What Is Section 199A?
Section 199A, found in Title 26 of the U.S. Code § 199A, allows individuals with pass-through income to deduct up to 20% of their qualified business income (QBI) on their tax return. Eligible business types include sole proprietorships, partnerships, S corporations, and certain trusts and estates.
Pass-through businesses do not pay income taxes at the corporate level. Instead, profits “pass through” to the individual owners' tax returns. Section 199A helps reduce the tax burden on these business owners, partially leveling the playing field with C corporations that received a permanent tax cut under the TCJA.
Who Benefits?
According to IRS data, over 25.9 million taxpayers claimed the 199A deduction in 2021 alone. These are not Wall Street giants; they’re realtors, plumbers, chiropractors, restaurant owners, property managers, and countless other everyday entrepreneurs. Roughly 95% of all U.S. businesses are organized as pass-through entities.
An economic analysis by Ernst & Young and the National Federation of Independent Business (NFIB) found that making the deduction permanent would generate an average of $50 billion in annual GDP growth over ten years. Another study estimated that it supports 2.6 million jobs and contributes $325 billion annually to the U.S. economy.
How It Works
For taxpayers under certain income thresholds ($182,100 for single filers and $364,200 for joint filers in 2023), the deduction is relatively straightforward: 20% of QBI is deductible.
For taxpayers over those thresholds, things get more complex. The deduction is limited based on:
50% of W-2 wages paid by the business, or
25% of W-2 wages plus 2.5% of the unadjusted basis of qualified property.
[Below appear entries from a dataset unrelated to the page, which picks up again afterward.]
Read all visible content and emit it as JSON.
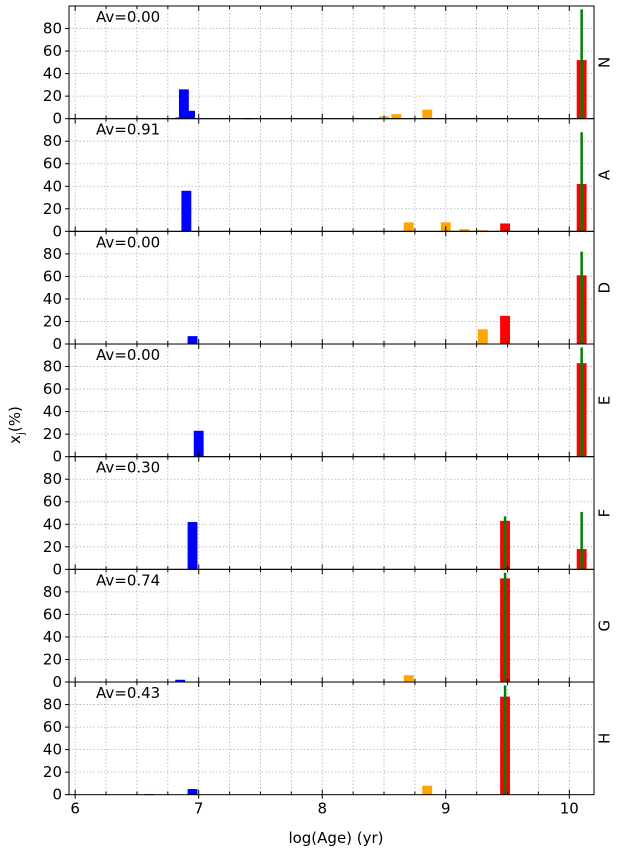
{
  "figure": {
    "xlabel": "log(Age) (yr)",
    "ylabel": "x$_j$(%)"
  },
  "colors": {
    "young": "#0000ff",
    "intermediate": "#ffa500",
    "old": "#ff0000",
    "marker": "#008000",
    "grid": "#b0b0b0"
  },
  "chart_data": {
    "type": "bar",
    "xlim": [
      5.95,
      10.2
    ],
    "ylim": [
      0,
      100
    ],
    "x_ticks": [
      "6",
      "7",
      "8",
      "9",
      "10"
    ],
    "y_ticks": [
      "0",
      "20",
      "40",
      "60",
      "80"
    ],
    "grid": true,
    "panels": [
      {
        "label": "N",
        "av_text": "Av=0.00",
        "marker_age": 10.1,
        "marker_height": 97,
        "bars": [
          {
            "age": 6.85,
            "value": 1,
            "group": "young"
          },
          {
            "age": 6.88,
            "value": 26,
            "group": "young"
          },
          {
            "age": 6.93,
            "value": 7,
            "group": "young"
          },
          {
            "age": 7.4,
            "value": 0.5,
            "group": "young"
          },
          {
            "age": 8.5,
            "value": 2,
            "group": "intermediate"
          },
          {
            "age": 8.6,
            "value": 4,
            "group": "intermediate"
          },
          {
            "age": 8.85,
            "value": 8,
            "group": "intermediate"
          },
          {
            "age": 10.1,
            "value": 52,
            "group": "old"
          }
        ]
      },
      {
        "label": "A",
        "av_text": "Av=0.91",
        "marker_age": 10.1,
        "marker_height": 88,
        "bars": [
          {
            "age": 6.9,
            "value": 36,
            "group": "young"
          },
          {
            "age": 8.7,
            "value": 8,
            "group": "intermediate"
          },
          {
            "age": 9.0,
            "value": 8,
            "group": "intermediate"
          },
          {
            "age": 9.15,
            "value": 2,
            "group": "intermediate"
          },
          {
            "age": 9.3,
            "value": 1,
            "group": "intermediate"
          },
          {
            "age": 9.48,
            "value": 7,
            "group": "old"
          },
          {
            "age": 10.1,
            "value": 42,
            "group": "old"
          }
        ]
      },
      {
        "label": "D",
        "av_text": "Av=0.00",
        "marker_age": 10.1,
        "marker_height": 82,
        "bars": [
          {
            "age": 6.95,
            "value": 7,
            "group": "young"
          },
          {
            "age": 9.3,
            "value": 13,
            "group": "intermediate"
          },
          {
            "age": 9.48,
            "value": 25,
            "group": "old"
          },
          {
            "age": 10.1,
            "value": 61,
            "group": "old"
          }
        ]
      },
      {
        "label": "E",
        "av_text": "Av=0.00",
        "marker_age": 10.1,
        "marker_height": 97,
        "bars": [
          {
            "age": 7.0,
            "value": 23,
            "group": "young"
          },
          {
            "age": 10.1,
            "value": 83,
            "group": "old"
          }
        ]
      },
      {
        "label": "F",
        "av_text": "Av=0.30",
        "marker_age": 10.1,
        "marker_height": 51,
        "marker2_age": 9.48,
        "marker2_height": 47,
        "bars": [
          {
            "age": 6.95,
            "value": 42,
            "group": "young"
          },
          {
            "age": 9.48,
            "value": 43,
            "group": "old"
          },
          {
            "age": 10.1,
            "value": 18,
            "group": "old"
          }
        ]
      },
      {
        "label": "G",
        "av_text": "Av=0.74",
        "marker_age": 9.48,
        "marker_height": 97,
        "bars": [
          {
            "age": 6.85,
            "value": 2,
            "group": "young"
          },
          {
            "age": 8.7,
            "value": 6,
            "group": "intermediate"
          },
          {
            "age": 9.48,
            "value": 92,
            "group": "old"
          }
        ]
      },
      {
        "label": "H",
        "av_text": "Av=0.43",
        "marker_age": 9.48,
        "marker_height": 97,
        "bars": [
          {
            "age": 6.6,
            "value": 0.5,
            "group": "young"
          },
          {
            "age": 6.95,
            "value": 5,
            "group": "young"
          },
          {
            "age": 8.85,
            "value": 8,
            "group": "intermediate"
          },
          {
            "age": 9.48,
            "value": 87,
            "group": "old"
          }
        ]
      }
    ]
  }
}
Additionally, "Specified Service Trades or Businesses" (SSTBs) such as health, law, and financial services face phase-outs and potential exclusion if income exceeds those thresholds.
The Looming Tax Cliff
Without Congressional intervention, Section 199A sunsets after December 31, 2025. The consequences would be dramatic:
A massive tax hike for millions of small business owners.
A lopsided tax code, where C corporations retain their 21% rate while small pass-throughs face much higher effective rates.
A drag on economic growth, job creation, and reinvestment.
Unlike multinational corporations, most small businesses do not have the luxury of moving profits offshore or exploiting foreign loopholes. They rely on every dollar to grow, hire, and serve their communities.
Why Congress Must Act
Extending (or better yet, making permanent) Section 199A is not just a tax policy issue—it’s an economic justice issue. Small businesses create two-thirds of net new jobs in the U.S. and are disproportionately owned by women and minorities. Removing this deduction would hurt the very people Congress claims to champion.
While large corporations got a permanent tax cut, Main Street was given a temporary Band-Aid. As we approach the 2025 tax cliff, it's time to fix that inequity.
A Call to Action
For legislators, this is a defining moment. Will they stand with the job creators, the community builders, and the dreamers who risk everything to run a business? Or will they allow a key support structure to vanish, weakening America’s entrepreneurial spirit?
As organizations like NAIFA mobilize across the country, it is critical to tell this story clearly and forcefully. The numbers speak for themselves. The stakes couldn’t be higher.
Congress must extend Section 199A. Small business depends on it. America depends on it.